BOSTON – Climate activists gathered at the State House as the 2019 legislative work year wound to a close last week to remind the Legislature that they are eager for action on climate policy in 2020 — and that inaction could have electoral consequences.
A group that included Boston Climate Strikers, the Sunrise Movement, the Sierra Club and 350 Mass held a press conference Wednesday with a small group of lawmakers to voice frustration with the pace of policy action on Beacon Hill and to lay out expectations for the seven months of formal legislating to come in the new year.
“The eyes of all young people are upon you, scrutinizing your decisions on this issue,” Sam Draisen from Boston Climate Strikers said. “We challenge our elected officials to protect our planet, to fix the practices of our commonwealth.”
Draisen, 16, led a contingent of young people who are concerned that a state government they have no say in choosing is not doing enough to address climate change and that its inaction will disproportionately affect their futures.
“As a kid, I cannot vote. The vast majority of this student-led group also cannot vote. We cannot run for office, pass legislation, we cannot ensure the safety of our future through direct legislative action,” he said. “That is why we are here today asking our elected officials to do what we cannot.”
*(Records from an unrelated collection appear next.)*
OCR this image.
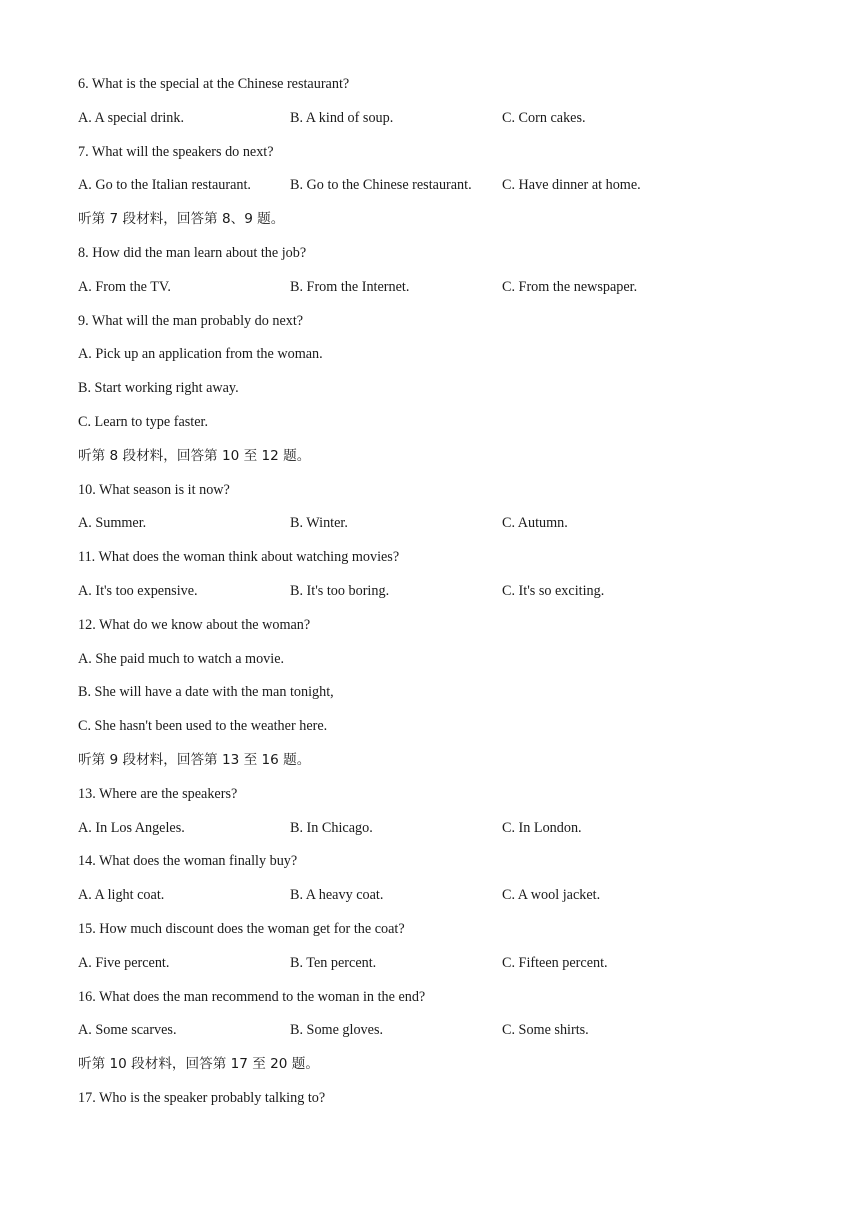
6. What is the special at the Chinese restaurant?
A. A special drink.	B. A kind of soup.	C. Corn cakes.
7. What will the speakers do next?
A. Go to the Italian restaurant.	B. Go to the Chinese restaurant.	C. Have dinner at home.
听第 7 段材料，回答第 8、9 题。
8. How did the man learn about the job?
A. From the TV.	B. From the Internet.	C. From the newspaper.
9. What will the man probably do next?
A. Pick up an application from the woman.
B. Start working right away.
C. Learn to type faster.
听第 8 段材料，回答第 10 至 12 题。
10. What season is it now?
A. Summer.	B. Winter.	C. Autumn.
11. What does the woman think about watching movies?
A. It's too expensive.	B. It's too boring.	C. It's so exciting.
12. What do we know about the woman?
A. She paid much to watch a movie.
B. She will have a date with the man tonight,
C. She hasn't been used to the weather here.
听第 9 段材料，回答第 13 至 16 题。
13. Where are the speakers?
A. In Los Angeles.	B. In Chicago.	C. In London.
14. What does the woman finally buy?
A. A light coat.	B. A heavy coat.	C. A wool jacket.
15. How much discount does the woman get for the coat?
A. Five percent.	B. Ten percent.	C. Fifteen percent.
16. What does the man recommend to the woman in the end?
A. Some scarves.	B. Some gloves.	C. Some shirts.
听第 10 段材料，回答第 17 至 20 题。
17. Who is the speaker probably talking to?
A clutch of lawmakers participated in or attended the press conference in the State House Library — Reps. Maria Robinson, Jonathan Hecht, Mike Connolly, Michelle Ciccolo, Jack Lewis, Joan Meschino, Tommy Vitolo, Denise Provost, Paul Mark and Lindsay Sabadosa, and Sens. Marc Pacheco and Jamie Eldridge.
“They recognize, as we do, that without any major change in climate policy, we won’t have an Earth to live on,” Robinson said of the student activists. She added, “I think it’s clear to all of us standing here that we need to throw everything in the toolbox at climate right now — we need mitigation, we need adaptation and we need a real sense of urgency.”
In July, the House approved a $1.3 billion bond bill and a plan to create a climate change resiliency grant program for cities and towns. Otherwise, the House has not acted on any other climate-related bills this year.
The Senate has not taken up the House bill, which is similar to a concept that Gov. Charlie Baker proposed earlier in the year, but Sen. Pacheco said recently that Senate President Karen Spilka has agreed to take up a climate bill by a “drop-dead date” of Jan. 31, 2020.
In recent years, the Legislature and the Baker administration have taken steps toward more renewable energy, including the pursuit of major offshore wind power and hydroelectricity projects, as well as efforts to grow solar energy. Activists, and some lawmakers, say the pursuit of clean energy is not moving ahead fast enough.
The advocates said they want to see the Senate bill include a rapid increase in the introduction of renewable energy, an increased commitment to energy efficiency in buildings, a widespread move to electric heat and heat pumps, and a “bold plan” for electrification of transportation.
“At the end of January, we will be taking account of how much of that agenda has moved from concept into law, at least on the Senate side,” Mark Dyen from 350 Mass’s Newton node said. “And we’re going to be working with people — if we need to bring a few more champions of climate change action into the Legislature in the fall of 2020, we are prepared to do that.”
Pacheco has been speaking up during sessions to lament the lack of action on climate and had been pushing for the Senate to take up a bill before the start of the legislative recess last week. Instead, he said he secured Senate President Karen Spilka’s commitment to debate a bill when the Legislature returns in January.
Earlier this month, Spilka said she was “looking forward to getting a bill on the Senate floor soon after the first of the year,” and Telecommunications, Utility and Energy Committee co-chair Sen. Michael Barrett said the bill would be a “major one” that addresses clean energy, clean vehicles, and buildings.
In September, thousands of people marched from Boston City Hall Plaza to the State House as part of a “youth climate strike” led by activists under the age of 20 and over the weekend a group of protesters delayed the second half of the Harvard-Yale football game in New Haven when they took the field after the Yale marching band to call on both universities to divest their endowments from fossil fuel companies.
Climate and environmental activists for months have been fighting against a controversial natural gas project planned for Weymouth and have made their presence and voices known on Beacon Hill as activists warn that the operation of a gas compressor station runs counter to the state’s greenhouse gas emissions reduction goals.
Alongside activists last week, Robinson said lawmakers in both branches need to press their colleagues to think big on climate policy.
“I think that we need to really demand from our leaders the opportunity to have a robust conversation on climate and ensure that we are doing every single thing in our power to make that happen,” the Framingham Democrat said. “I truly believe that history isn’t going to look kindly on legislators who do not take action and we can’t be complacent and we can’t be pleased that we’re doing better than most other states.”